Während viele Gebärden wie jede andere Fremdsprache erlernt werden müssen, sind einige ikonisch, also bildhaft aufgebaut und können auch relativ intuitiv von Menschen, die nicht mit Gebärden kommunizieren, verstanden werden. Wie das zum Beispiel aussehen kann, erfährst du, wenn du auf das Banner klickst.

H I E R K L I C K E N

Alles, was mit der Lautsprache formuliert werden kann, kann auch in Gebärden ausgedrückt werden.
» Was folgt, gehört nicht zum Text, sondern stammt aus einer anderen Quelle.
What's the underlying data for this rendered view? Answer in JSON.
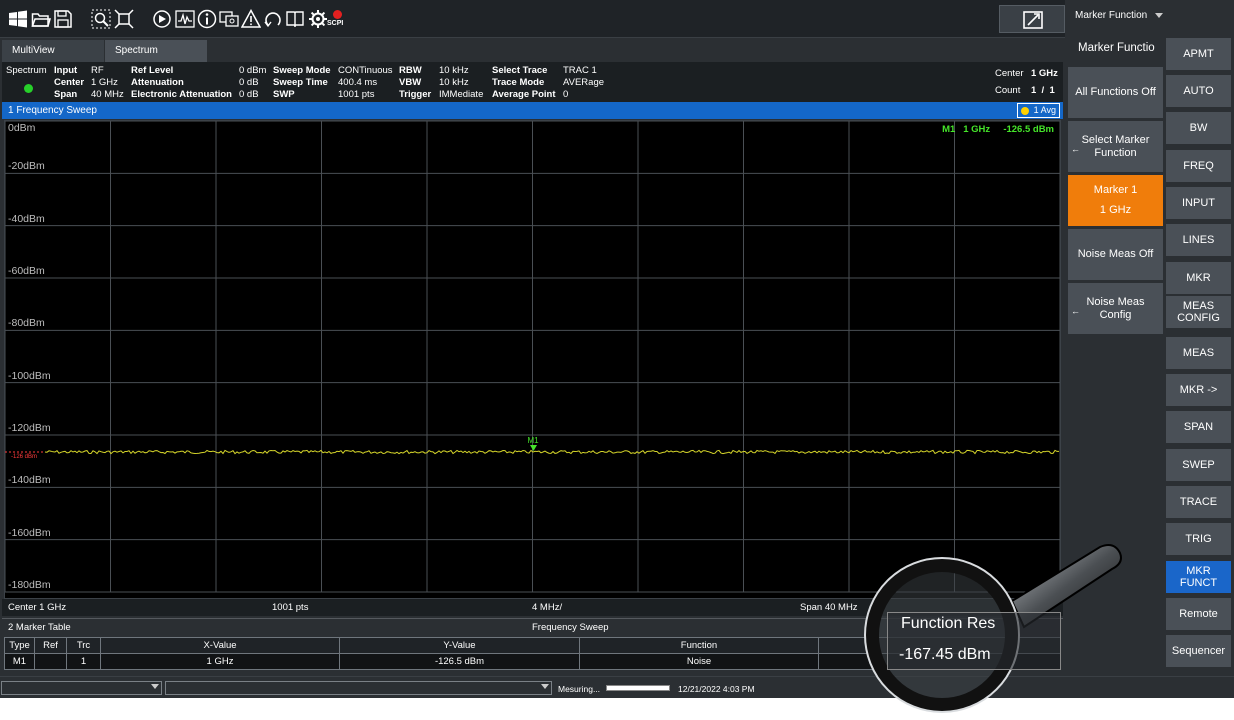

Kann man mit Gebärdensprache flüstern?

Natürlich! Worte, die nur für einzelne Personen bestimmt sind, werden den Adressatinnen und Adressaten zugewandt und weggedreht von unerwünschten Zuschauenden gebärdet. Um weniger visuelle Aufmerksamkeit zu erregen werden zusätzlich die einzelnen Gebärden schneller, flüchtiger und etwas kleiner  ausgeführt, üblicherweise befindet sich die Ausführungsstelle etwas tiefer. Möchte man konträr in der Gebärdensprache „schreien“, wird also der Gebärdenraum des Brustbereiches verlassen und in großen, ausladenden Gesten gebärdet. Hinzu kommt eine entsprechende Mimik.

Kann man mit Gebärdensprache singen?

Na klar! Es gibt ganze Gebärdenchöre und Konzerte für und mit Menschen, die die Gebärdensprache benutzen. Schwer- oder Nichthörende Menschen können manche Töne gegebenenfalls kaum oder gar nicht hören, Vibrationen, wie etwa bei Bässen, taktil spüren und die Anweisungen von Dirigent:Innen sehen. Mit ganzem Körpereinsatz und (Rhythmus-)Gefühl werden die einzelnen Gebärden rhythmisiert und tänzerisch dargestellt. Eine Mischung aus Poetry-Slam und Ausdruckstanz!

Gibt es in der Gebärdensprache verschiedene Dialekte?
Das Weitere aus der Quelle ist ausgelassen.